College of Pharmacy and Biological Engineering, Chengdu University, Chengdu 610106, China.
Department of Nephrology, The Third People's Hospital of Chengdu, Chengdu, 610031, China.
Curr Drug Deliv. 2019;16(4):331-340. doi: 10.2174/1567201816666181119112952.
In this study, an injectable Sucrose Acetate Isobutyrate (SAIB) drug delivery system (SADS) was designed and fabricated for the sustained release of Ropivacaine (RP) to prolong the duration of local anesthesia.
By mixing SAIB, RP, and N-methyl-2-pyrrolidone, the SADS was prepared in a sol state with low viscosity before injection. After subcutaneous injection, the pre-gel solution underwent gelation in situ to form a drug-released depot.
The in vitro release profiles and in vivo pharmacokinetic analysis indicated that RP-SADS had suitable controlled release properties. Particularly, the RP-SADS significantly reduced the initial burst release after subcutaneous injection in rats.

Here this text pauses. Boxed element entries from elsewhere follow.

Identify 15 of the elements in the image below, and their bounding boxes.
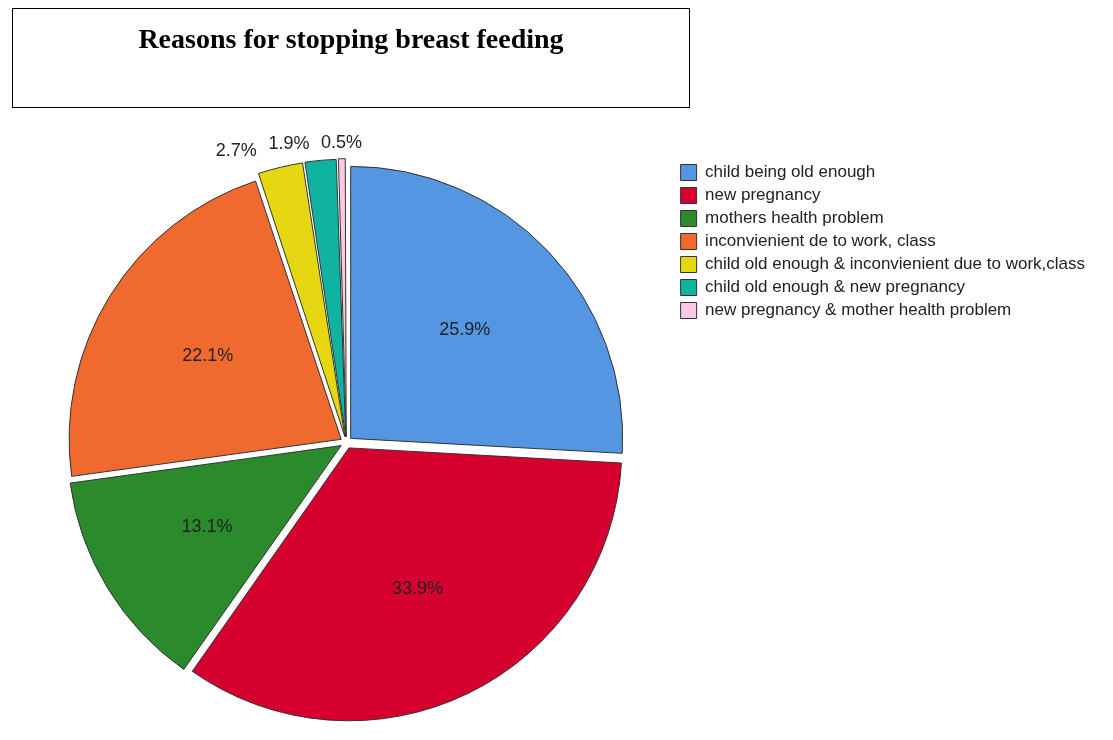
legend-label: child being old enough: [705, 162, 876, 182]
legend-label: child old enough & new pregnancy: [705, 277, 966, 297]
data-label: 25.9%: [439, 319, 491, 340]
data-label: 1.9%: [268, 132, 310, 153]
legend-label: child old enough & inconvienient due to work,class: [705, 254, 1085, 274]
data-label: 33.9%: [392, 578, 444, 599]
legend-label: new pregnancy & mother health problem: [705, 300, 1012, 320]
chart-title: Reasons for stopping breast feeding: [12, 8, 690, 108]
data-label: 2.7%: [215, 139, 257, 160]
legend-label: inconvienient de to work, class: [705, 231, 936, 251]
data-label: 0.5%: [321, 131, 363, 152]
legend-label: new pregnancy: [705, 185, 821, 205]
data-label: 13.1%: [181, 516, 233, 537]
data-label: 22.1%: [182, 345, 234, 366]
legend-label: mothers health problem: [705, 208, 884, 228]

In a pharmacodynamic analysis of rats, the duration of nerve blockade was prolonged by over 3-fold for the RP-SADS formulation compared to RP solution. Additionally, RP-SADS showed good biocompatibility in vitro and in vivo. Thus, the SADS-based depot technology is a safe drug delivery strategy for the sustained release of local anesthetics with long-term analgesia effects.
本研究设计并制备了一种可注射的蔗糖醋酸丁酸酯(SAIB)药物递送系统(SADS),以实现罗哌卡因(RP)的持续释放,从而延长局部麻醉的持续时间。
通过混合 SAIB、RP 和 N-甲基-2-吡咯烷酮,在注射前将 SADS 以低粘度的溶胶状态进行制备。皮下注射后,预凝胶溶液在原位发生胶凝,形成药物释放库。
体外释放曲线和体内药代动力学分析表明,RP-SADS 具有合适的控制释放特性。特别是,RP-SADS 显著减少了 RP 溶液皮下注射后的初始突释。
在大鼠药效学分析中,与 RP 溶液相比,RP-SADS 制剂使神经阻滞持续时间延长了 3 倍以上。此外,RP-SADS 在体外和体内均表现出良好的生物相容性。因此,基于 SADS 的储库技术是一种安全的药物递送策略,可用于局部麻醉剂的持续释放,具有长期的镇痛效果。